Ten years after – A 9/11 retrospective
today at 12:36 am
The following was first posted on September 11, 2011. It reminds us of the imperative of an America where service and sacrifice are honored and the importance of leadership that understands that.
In the 60’s and 70’s, musical Utopia for us baby boomers, English blues-rock band Ten Years After produced eight Top 40 albums. Their name, apropos of the 10-year anniversary of the destruction of the World Trade Center, two of their songs seem especially poignant today.
I’m Going Home is for all American troops, from Korea to Iraq, from Okinawa to Somalia. I’d Love To Change The World is both timeless and myopic.

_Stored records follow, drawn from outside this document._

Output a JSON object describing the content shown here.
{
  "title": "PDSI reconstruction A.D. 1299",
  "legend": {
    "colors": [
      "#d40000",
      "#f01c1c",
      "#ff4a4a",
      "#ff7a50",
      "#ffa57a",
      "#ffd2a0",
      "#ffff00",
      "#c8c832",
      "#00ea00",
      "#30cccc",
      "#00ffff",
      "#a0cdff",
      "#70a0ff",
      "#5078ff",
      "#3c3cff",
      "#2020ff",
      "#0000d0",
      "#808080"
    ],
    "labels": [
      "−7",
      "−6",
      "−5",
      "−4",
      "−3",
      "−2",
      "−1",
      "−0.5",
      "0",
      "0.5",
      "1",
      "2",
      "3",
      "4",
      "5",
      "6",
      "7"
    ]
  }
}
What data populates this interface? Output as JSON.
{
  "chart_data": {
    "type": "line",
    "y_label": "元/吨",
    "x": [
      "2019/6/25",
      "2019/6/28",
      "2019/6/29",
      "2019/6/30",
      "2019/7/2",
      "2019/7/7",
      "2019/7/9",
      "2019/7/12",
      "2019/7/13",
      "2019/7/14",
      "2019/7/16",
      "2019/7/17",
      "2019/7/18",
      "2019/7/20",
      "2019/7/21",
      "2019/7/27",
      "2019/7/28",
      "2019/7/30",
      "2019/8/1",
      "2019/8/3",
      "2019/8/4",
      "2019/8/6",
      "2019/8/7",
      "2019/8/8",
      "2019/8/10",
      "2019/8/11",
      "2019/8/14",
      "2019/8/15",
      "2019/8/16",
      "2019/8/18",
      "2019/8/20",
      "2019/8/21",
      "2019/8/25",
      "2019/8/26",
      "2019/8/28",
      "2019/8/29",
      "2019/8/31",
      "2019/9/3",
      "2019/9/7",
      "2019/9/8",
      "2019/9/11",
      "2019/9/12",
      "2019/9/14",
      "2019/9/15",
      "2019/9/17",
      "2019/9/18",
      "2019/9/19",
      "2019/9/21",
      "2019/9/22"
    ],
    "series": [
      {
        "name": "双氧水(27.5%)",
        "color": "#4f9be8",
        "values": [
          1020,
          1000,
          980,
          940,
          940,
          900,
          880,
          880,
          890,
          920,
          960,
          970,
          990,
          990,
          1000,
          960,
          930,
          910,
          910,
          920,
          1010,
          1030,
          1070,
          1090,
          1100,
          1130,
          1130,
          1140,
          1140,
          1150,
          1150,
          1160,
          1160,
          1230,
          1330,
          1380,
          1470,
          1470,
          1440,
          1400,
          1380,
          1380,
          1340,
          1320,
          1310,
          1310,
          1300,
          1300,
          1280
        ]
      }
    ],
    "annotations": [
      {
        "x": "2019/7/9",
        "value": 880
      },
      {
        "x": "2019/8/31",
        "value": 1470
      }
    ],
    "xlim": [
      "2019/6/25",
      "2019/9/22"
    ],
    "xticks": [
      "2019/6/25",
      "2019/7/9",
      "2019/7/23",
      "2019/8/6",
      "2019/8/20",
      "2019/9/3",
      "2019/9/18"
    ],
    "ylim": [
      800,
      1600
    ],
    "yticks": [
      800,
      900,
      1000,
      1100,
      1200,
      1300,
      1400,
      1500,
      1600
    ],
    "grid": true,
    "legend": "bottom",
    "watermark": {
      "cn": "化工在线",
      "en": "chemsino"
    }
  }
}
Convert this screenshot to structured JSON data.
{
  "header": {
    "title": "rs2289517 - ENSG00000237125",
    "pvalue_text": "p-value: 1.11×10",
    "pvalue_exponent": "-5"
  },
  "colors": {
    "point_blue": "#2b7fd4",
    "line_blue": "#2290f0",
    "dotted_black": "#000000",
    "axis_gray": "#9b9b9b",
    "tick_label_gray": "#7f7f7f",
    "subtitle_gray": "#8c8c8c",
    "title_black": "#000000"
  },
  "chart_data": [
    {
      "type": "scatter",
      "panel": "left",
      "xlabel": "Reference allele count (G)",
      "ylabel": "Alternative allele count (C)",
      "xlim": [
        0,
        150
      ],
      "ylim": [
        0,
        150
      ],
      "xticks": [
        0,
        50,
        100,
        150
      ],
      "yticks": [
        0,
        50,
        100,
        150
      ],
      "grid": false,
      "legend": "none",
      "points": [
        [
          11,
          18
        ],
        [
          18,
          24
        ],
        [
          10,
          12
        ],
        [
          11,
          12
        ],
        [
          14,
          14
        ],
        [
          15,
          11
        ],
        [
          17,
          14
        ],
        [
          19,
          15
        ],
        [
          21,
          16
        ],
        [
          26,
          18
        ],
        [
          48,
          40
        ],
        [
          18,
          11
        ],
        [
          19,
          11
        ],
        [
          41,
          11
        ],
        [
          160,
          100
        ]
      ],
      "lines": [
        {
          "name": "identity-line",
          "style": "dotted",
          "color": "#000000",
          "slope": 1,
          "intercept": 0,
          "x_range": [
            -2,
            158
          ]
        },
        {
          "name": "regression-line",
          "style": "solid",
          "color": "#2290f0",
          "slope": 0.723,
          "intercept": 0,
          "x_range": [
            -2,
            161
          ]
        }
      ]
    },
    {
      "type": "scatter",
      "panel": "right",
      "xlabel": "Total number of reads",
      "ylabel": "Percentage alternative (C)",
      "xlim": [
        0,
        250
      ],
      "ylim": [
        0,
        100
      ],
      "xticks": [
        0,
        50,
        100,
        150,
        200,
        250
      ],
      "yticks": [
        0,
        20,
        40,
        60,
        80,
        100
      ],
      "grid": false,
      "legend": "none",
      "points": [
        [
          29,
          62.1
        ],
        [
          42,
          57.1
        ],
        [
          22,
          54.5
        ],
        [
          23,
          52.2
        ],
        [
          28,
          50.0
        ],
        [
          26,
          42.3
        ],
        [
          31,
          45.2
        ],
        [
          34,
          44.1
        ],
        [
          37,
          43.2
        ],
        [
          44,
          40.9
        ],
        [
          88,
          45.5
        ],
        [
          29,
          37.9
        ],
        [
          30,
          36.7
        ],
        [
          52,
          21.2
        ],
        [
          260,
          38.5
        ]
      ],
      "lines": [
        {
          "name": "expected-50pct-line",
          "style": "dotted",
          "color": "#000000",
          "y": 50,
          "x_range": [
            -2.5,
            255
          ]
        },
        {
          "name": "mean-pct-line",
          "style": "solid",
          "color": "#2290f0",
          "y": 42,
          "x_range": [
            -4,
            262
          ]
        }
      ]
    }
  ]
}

World peace is the satirical wish of every beauty queen spoofed in sketch. Whether or not realistic, until that day comes it serves us well to remember that there are those who have pledged their lives to the destruction of America.
The why is unimportant. Just as they can not understand our way of life, we can not understand theirs.
Our foreign policy tends to implement the notion that all nations crave the American dream. I would challenge that notion.
Politics, religion and philosophy aside, today is about reflection.
Reflection about those who perished on that day 10 years ago, simply going about their lives.
About those who raced into the eye of disaster, as they always do, in service to their communities.
About those who watched helplessly as their comrades lost battles to save victims and themselves, some disappearing forever, only to live on in the hearts of loved ones.
About those who rushed into the aftermath and today suffer debilitating afflictions and those who died of those afflictions.
It’s about those who took up arms in defense of family, friends, country and the ideal that is the heart of a great nation. If not the “Greatest Generation”, those who answered the call are certainly a Great Generation.
To you, seeking only to defend that which you hold most dear, often paying with your life we say, Thank you and Godspeed. You will not be forgotten.
The heroes of World War II are leaving us at a rate of about 900 per day, their stories often lost with their passing. History is their legacy, it is the lessons left behind by those who have gone before.
Today is about reflection. Today is about those lessons.